The sandy ground in Mongolia is so soft, and the wind so harsh, that enough earth erodes each year to expose a whole new round of fossils. Of course, the constantly blowing sand quickly destroys the fossils, too. So the Museum crew regularly revisits Ukhaa Tolgod to see what new fossils have emerged after 80 million years underground. Space and time constraints mean that for every specimen removed, hundreds of museum-quality fossils must be left to weather away.

Going to one of the world’s most remote places yields frequent doses of the unexpected. Some of these sights can be enchanting. On a 1996 expedition, the scientists’ caravan encountered a vast herd of gazelles, numbering in the thousands. The gazelles raced alongside the trucks for a good half hour, dashing just inches in front of the speeding trucks. Other adventures can be enjoyed only in retrospect, as when they saw an immense sheet of white advancing down a hill toward them, which turned out to be a layer of hailstones bobbing on top of a surging flash flood. The freezing water quickly engulfed the road, covered their feet to their knees, and soon left the expedition members walking as fast as they could in deep, hail-strewn water—walking because they needed to test the depth of the puddles before risking the loss of their precious trucks. “That was pretty wild,” Norell recalls.

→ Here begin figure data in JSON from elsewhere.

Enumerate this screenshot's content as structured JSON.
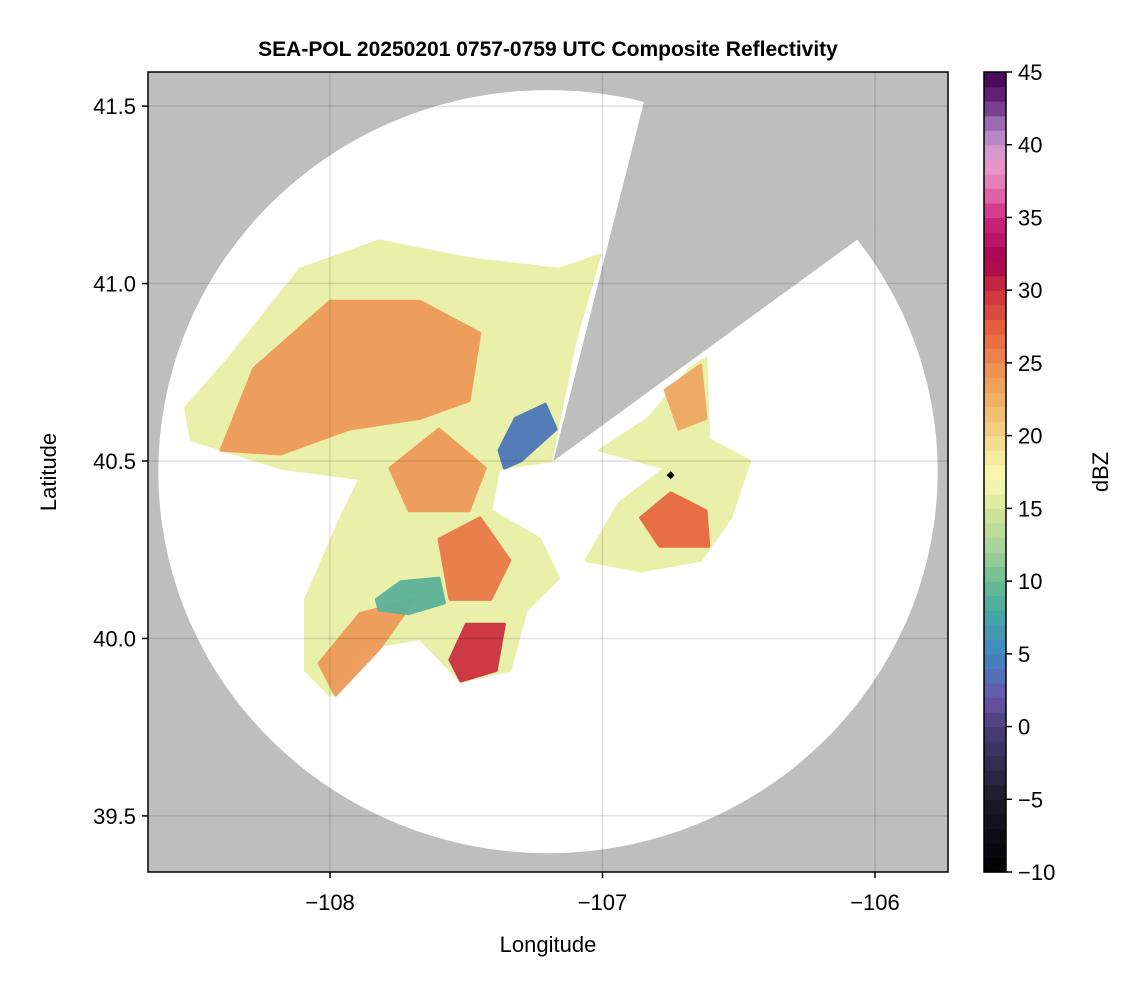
{
  "chart_data": {
    "type": "heatmap",
    "title": "SEA-POL 20250201 0757-0759 UTC Composite Reflectivity",
    "xlabel": "Longitude",
    "ylabel": "Latitude",
    "xlim": [
      -108.668,
      -105.732
    ],
    "ylim": [
      39.342,
      41.596
    ],
    "grid": true,
    "x_ticks": [
      {
        "value": -108,
        "label": "−108"
      },
      {
        "value": -107,
        "label": "−107"
      },
      {
        "value": -106,
        "label": "−106"
      }
    ],
    "y_ticks": [
      {
        "value": 39.5,
        "label": "39.5"
      },
      {
        "value": 40.0,
        "label": "40.0"
      },
      {
        "value": 40.5,
        "label": "40.5"
      },
      {
        "value": 41.0,
        "label": "41.0"
      },
      {
        "value": 41.5,
        "label": "41.5"
      }
    ],
    "colorbar": {
      "label": "dBZ",
      "range": [
        -10,
        45
      ],
      "bin": 1,
      "ticks": [
        {
          "value": -10,
          "label": "−10"
        },
        {
          "value": -5,
          "label": "−5"
        },
        {
          "value": 0,
          "label": "0"
        },
        {
          "value": 5,
          "label": "5"
        },
        {
          "value": 10,
          "label": "10"
        },
        {
          "value": 15,
          "label": "15"
        },
        {
          "value": 20,
          "label": "20"
        },
        {
          "value": 25,
          "label": "25"
        },
        {
          "value": 30,
          "label": "30"
        },
        {
          "value": 35,
          "label": "35"
        },
        {
          "value": 40,
          "label": "40"
        },
        {
          "value": 45,
          "label": "45"
        }
      ],
      "anchors": [
        [
          -10,
          "#000000"
        ],
        [
          -5,
          "#1c1a28"
        ],
        [
          0,
          "#4a3f7a"
        ],
        [
          2,
          "#6a56a8"
        ],
        [
          5,
          "#3f87c0"
        ],
        [
          8,
          "#4aa8a0"
        ],
        [
          10,
          "#6bbb92"
        ],
        [
          12,
          "#a2d09a"
        ],
        [
          15,
          "#d6e698"
        ],
        [
          17,
          "#fafab4"
        ],
        [
          19,
          "#f5e49a"
        ],
        [
          21,
          "#f0c57a"
        ],
        [
          24,
          "#ee9a58"
        ],
        [
          27,
          "#e86840"
        ],
        [
          30,
          "#cc3040"
        ],
        [
          32,
          "#a8004c"
        ],
        [
          35,
          "#cc2a80"
        ],
        [
          37,
          "#e474b0"
        ],
        [
          39,
          "#e8a0d0"
        ],
        [
          41,
          "#a880c0"
        ],
        [
          43,
          "#6a2a80"
        ],
        [
          45,
          "#400050"
        ]
      ]
    },
    "no_data_color": "#bebebe",
    "radar": {
      "lon": -107.2,
      "lat": 40.47,
      "range_lon_deg": 1.43,
      "range_lat_deg": 1.075
    },
    "blocked_sector": [
      [
        -107.18,
        40.5
      ],
      [
        -106.82,
        41.596
      ],
      [
        -105.732,
        41.596
      ],
      [
        -105.732,
        41.31
      ]
    ],
    "marker": {
      "lon": -106.75,
      "lat": 40.46
    },
    "echo_regions": [
      {
        "name": "west-stratiform",
        "dbz": 16,
        "points": [
          [
            -108.53,
            40.65
          ],
          [
            -108.37,
            40.79
          ],
          [
            -108.11,
            41.04
          ],
          [
            -107.82,
            41.12
          ],
          [
            -107.49,
            41.07
          ],
          [
            -107.16,
            41.04
          ],
          [
            -107.01,
            41.08
          ],
          [
            -107.1,
            40.84
          ],
          [
            -107.19,
            40.5
          ],
          [
            -107.38,
            40.48
          ],
          [
            -107.41,
            40.36
          ],
          [
            -107.23,
            40.28
          ],
          [
            -107.16,
            40.17
          ],
          [
            -107.28,
            40.08
          ],
          [
            -107.34,
            39.91
          ],
          [
            -107.52,
            39.88
          ],
          [
            -107.67,
            40.0
          ],
          [
            -107.89,
            39.97
          ],
          [
            -108.0,
            39.84
          ],
          [
            -108.09,
            39.91
          ],
          [
            -108.09,
            40.11
          ],
          [
            -107.96,
            40.34
          ],
          [
            -107.89,
            40.45
          ],
          [
            -108.18,
            40.48
          ],
          [
            -108.51,
            40.56
          ]
        ]
      },
      {
        "name": "east-stratiform",
        "dbz": 16,
        "points": [
          [
            -107.01,
            40.53
          ],
          [
            -106.83,
            40.62
          ],
          [
            -106.68,
            40.76
          ],
          [
            -106.62,
            40.79
          ],
          [
            -106.61,
            40.56
          ],
          [
            -106.46,
            40.5
          ],
          [
            -106.53,
            40.34
          ],
          [
            -106.64,
            40.22
          ],
          [
            -106.86,
            40.19
          ],
          [
            -107.06,
            40.22
          ],
          [
            -106.94,
            40.38
          ],
          [
            -106.77,
            40.48
          ]
        ]
      },
      {
        "name": "northwest-core",
        "dbz": 24,
        "points": [
          [
            -108.4,
            40.53
          ],
          [
            -108.28,
            40.76
          ],
          [
            -108.0,
            40.95
          ],
          [
            -107.67,
            40.95
          ],
          [
            -107.45,
            40.86
          ],
          [
            -107.49,
            40.67
          ],
          [
            -107.67,
            40.62
          ],
          [
            -107.93,
            40.59
          ],
          [
            -108.18,
            40.52
          ]
        ]
      },
      {
        "name": "central-core",
        "dbz": 24,
        "points": [
          [
            -107.78,
            40.48
          ],
          [
            -107.6,
            40.59
          ],
          [
            -107.43,
            40.48
          ],
          [
            -107.49,
            40.36
          ],
          [
            -107.71,
            40.36
          ]
        ]
      },
      {
        "name": "south-core",
        "dbz": 26,
        "points": [
          [
            -107.6,
            40.28
          ],
          [
            -107.45,
            40.34
          ],
          [
            -107.34,
            40.22
          ],
          [
            -107.41,
            40.11
          ],
          [
            -107.56,
            40.11
          ]
        ]
      },
      {
        "name": "southwest-band",
        "dbz": 24,
        "points": [
          [
            -108.04,
            39.93
          ],
          [
            -107.89,
            40.07
          ],
          [
            -107.69,
            40.11
          ],
          [
            -107.82,
            39.97
          ],
          [
            -107.98,
            39.84
          ]
        ]
      },
      {
        "name": "south-intense-core",
        "dbz": 30,
        "points": [
          [
            -107.56,
            39.94
          ],
          [
            -107.5,
            40.04
          ],
          [
            -107.36,
            40.04
          ],
          [
            -107.39,
            39.91
          ],
          [
            -107.52,
            39.88
          ]
        ]
      },
      {
        "name": "east-core",
        "dbz": 27,
        "points": [
          [
            -106.86,
            40.34
          ],
          [
            -106.75,
            40.41
          ],
          [
            -106.62,
            40.36
          ],
          [
            -106.61,
            40.26
          ],
          [
            -106.79,
            40.26
          ]
        ]
      },
      {
        "name": "east-north-core",
        "dbz": 23,
        "points": [
          [
            -106.77,
            40.7
          ],
          [
            -106.64,
            40.77
          ],
          [
            -106.62,
            40.62
          ],
          [
            -106.72,
            40.59
          ]
        ]
      },
      {
        "name": "low-echo-patch",
        "dbz": 9,
        "points": [
          [
            -107.83,
            40.11
          ],
          [
            -107.74,
            40.16
          ],
          [
            -107.6,
            40.17
          ],
          [
            -107.58,
            40.1
          ],
          [
            -107.71,
            40.07
          ],
          [
            -107.82,
            40.08
          ]
        ]
      },
      {
        "name": "near-radar-weak-echo",
        "dbz": 4,
        "points": [
          [
            -107.38,
            40.53
          ],
          [
            -107.32,
            40.62
          ],
          [
            -107.21,
            40.66
          ],
          [
            -107.17,
            40.59
          ],
          [
            -107.3,
            40.5
          ],
          [
            -107.36,
            40.48
          ]
        ]
      }
    ]
  }
}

Norell retired in 2021 after a distinguished 32-year career at the Museum; he is now Curator Emeritus. In addition to curating seven exhibitions at the Museum, including Dinosaurs Among Us (2016) and T. rex: The Ultimate Predator (2019), he has written Discovering Dinosaurs (1995), A Nest of Dinosaurs (2000), Unearthing the Dragon (2005), the coffee-table book The Dinosaur Hunters: The Extraordinary Story of the Men and Women Who Discovered Prehistoric Life, a biography of legendary Museum dinosaur hunter Barnum Brown, with co-author Lowell Dingus (2008), and The World of Dinosaurs: An Illustrated Tour (2019).